Ainsi s’écoulaient les jours et les mois pour le pauvre enfant, qui devait plus tard s’en souvenir comme d’une époque de joies ineffables, tant il est vrai que le mirage du temps est le plus étrange, le plus inexplicable de tous, tant il est vrai que nous changeons à chaque instant l’unité à laquelle nous mesurons le bonheur et le malheur de cette vie ! »

IV.

Dix ans se sont passés, et pendant ce long espace de temps aucun incident notable n’est venu modifier la condition de nos personnages.
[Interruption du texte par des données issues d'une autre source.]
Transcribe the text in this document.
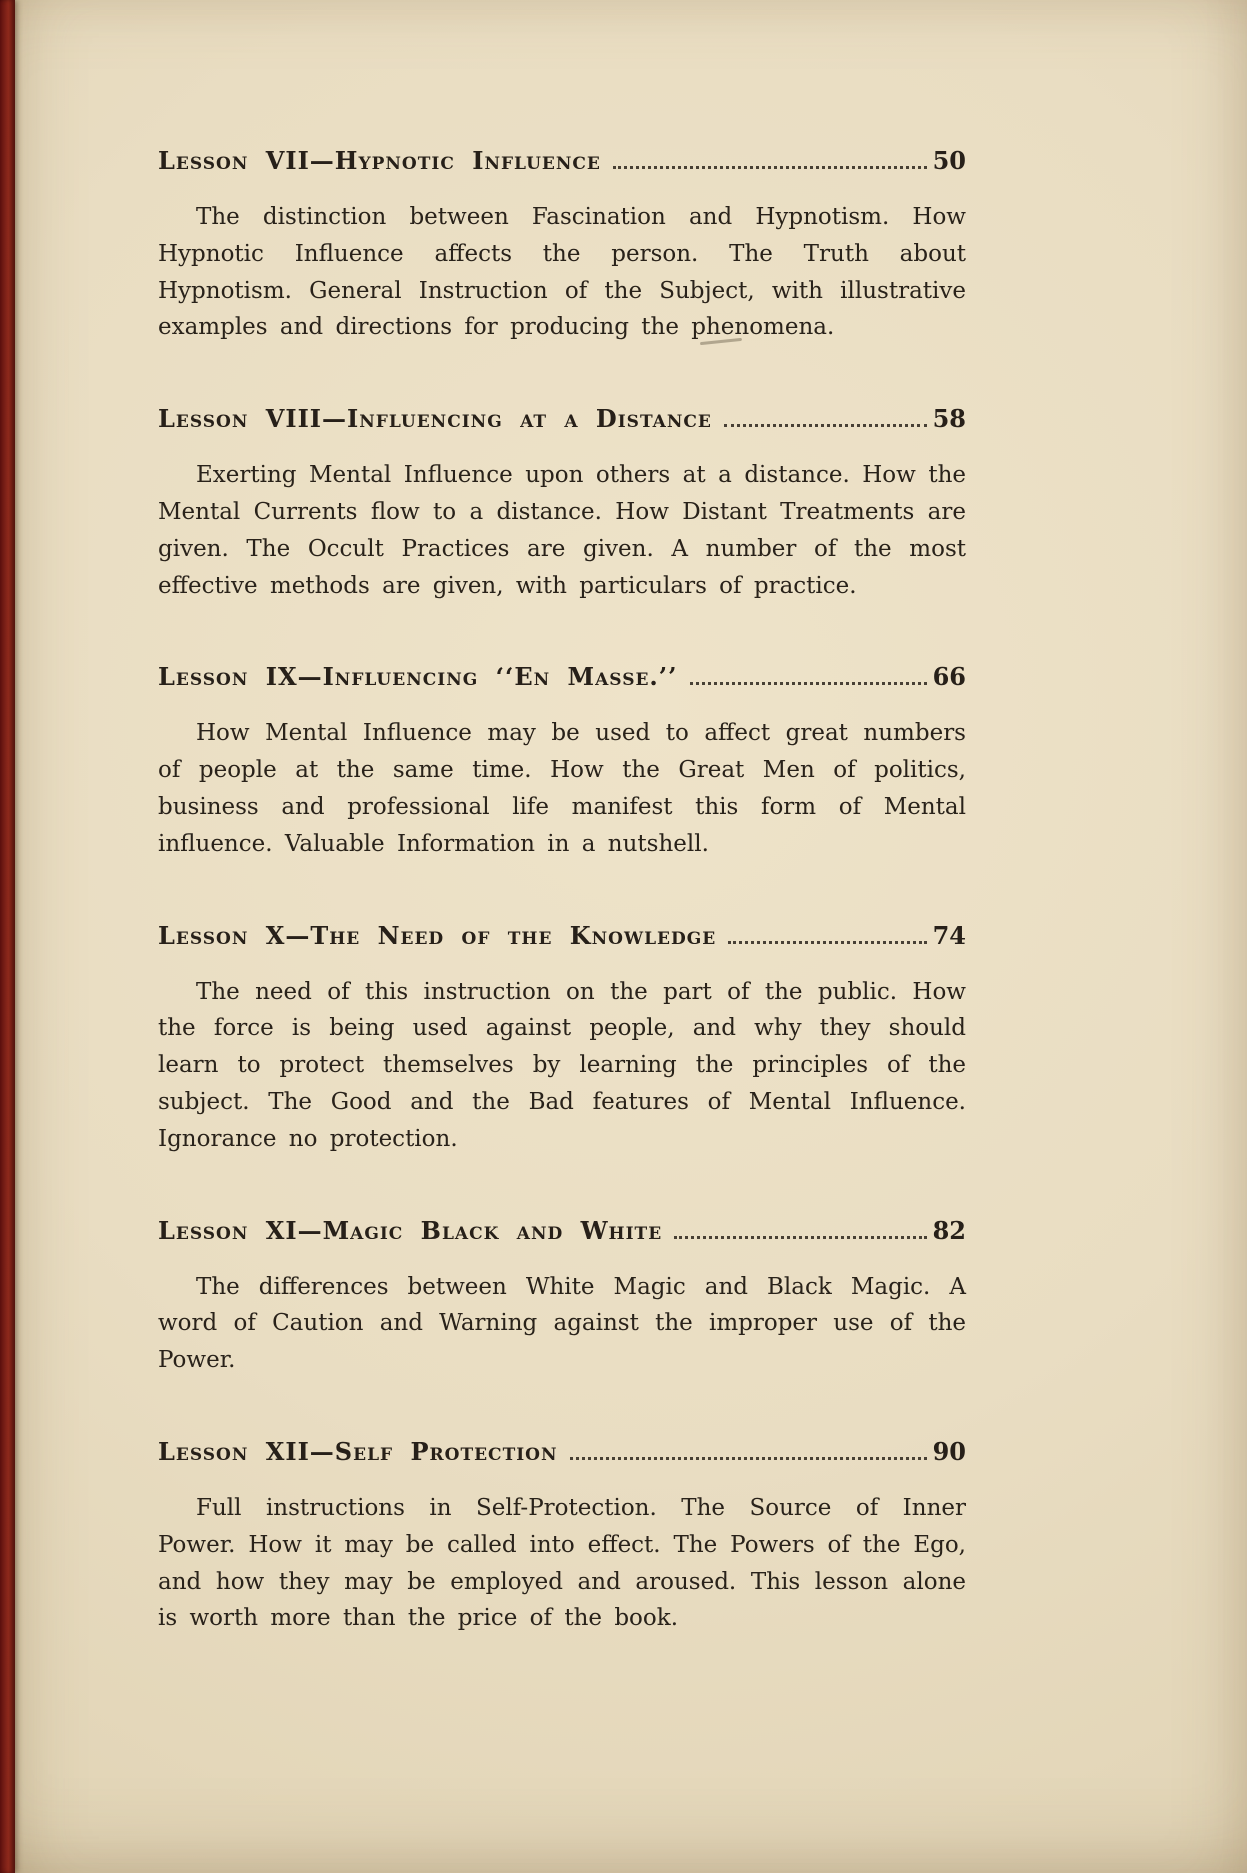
Lesson VII—Hypnotic Influence	50

The distinction between Fascination and Hypnotism. How Hypnotic Influence affects the person. The Truth about Hypnotism. General Instruction of the Subject, with illustrative examples and directions for producing the phenomena.

Lesson VIII—Influencing at a Distance	58

Exerting Mental Influence upon others at a distance. How the Mental Currents flow to a distance. How Distant Treatments are given. The Occult Practices are given. A number of the most effective methods are given, with particulars of practice.

Lesson IX—Influencing ‘‘En Masse.’’	66

How Mental Influence may be used to affect great numbers of people at the same time. How the Great Men of politics, business and professional life manifest this form of Mental influence. Valuable Information in a nutshell.

Lesson X—The Need of the Knowledge	74

The need of this instruction on the part of the public. How the force is being used against people, and why they should learn to protect themselves by learning the principles of the subject. The Good and the Bad features of Mental Influence. Ignorance no protection.

Lesson XI—Magic Black and White	82

The differences between White Magic and Black Magic. A word of Caution and Warning against the improper use of the Power.

Lesson XII—Self Protection	90

Full instructions in Self-Protection. The Source of Inner Power. How it may be called into effect. The Powers of the Ego, and how they may be employed and aroused. This lesson alone is worth more than the price of the book.
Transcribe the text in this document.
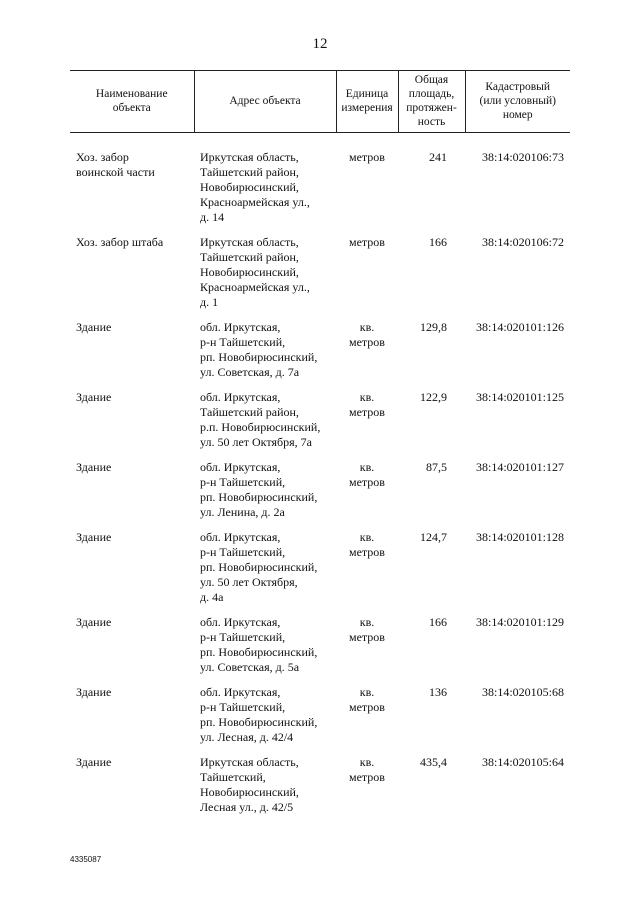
12
Наименование
объекта	Адрес объекта	Единица
измерения	Общая
площадь,
протяжен-
ность	Кадастровый
(или условный)
номер
Хоз. забор
воинской части	Иркутская область,
Тайшетский район,
Новобирюсинский,
Красноармейская ул.,
д. 14	метров	241	38:14:020106:73
Хоз. забор штаба	Иркутская область,
Тайшетский район,
Новобирюсинский,
Красноармейская ул.,
д. 1	метров	166	38:14:020106:72
Здание	обл. Иркутская,
р-н Тайшетский,
рп. Новобирюсинский,
ул. Советская, д. 7а	кв.
метров	129,8	38:14:020101:126
Здание	обл. Иркутская,
Тайшетский район,
р.п. Новобирюсинский,
ул. 50 лет Октября, 7а	кв.
метров	122,9	38:14:020101:125
Здание	обл. Иркутская,
р-н Тайшетский,
рп. Новобирюсинский,
ул. Ленина, д. 2а	кв.
метров	87,5	38:14:020101:127
Здание	обл. Иркутская,
р-н Тайшетский,
рп. Новобирюсинский,
ул. 50 лет Октября,
д. 4а	кв.
метров	124,7	38:14:020101:128
Здание	обл. Иркутская,
р-н Тайшетский,
рп. Новобирюсинский,
ул. Советская, д. 5а	кв.
метров	166	38:14:020101:129
Здание	обл. Иркутская,
р-н Тайшетский,
рп. Новобирюсинский,
ул. Лесная, д. 42/4	кв.
метров	136	38:14:020105:68
Здание	Иркутская область,
Тайшетский,
Новобирюсинский,
Лесная ул., д. 42/5	кв.
метров	435,4	38:14:020105:64
4335087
Les deux belles-sœurs de Sarah sont entourées d’une nombreuse famille dont elles s’enorgueillissent considérablement. Les deux beaux-frères sont un peu plus-gros, ils boivent, mangent, fument et dorment un peu plus que par le passé. Le chef de la famille porte toujours dignement sa noble vieillesse. Seule, Ansha se ressent visiblement des infirmités de l’âge ; mais le bon Mehemmedda n’en témoigne que plus de soins et une affection plus vive à celle qui tient depuis quarante ans la première place dans son cœur. Deux personnages cependant doivent surtout ici appeler notre attention. Quels changemens dix années ont-elles pu apporter dans la beauté de Sarah et dans le caractère de Benjamin, le fiancé de sa jeune fille ? C’est là ce qu’il importe de savoir.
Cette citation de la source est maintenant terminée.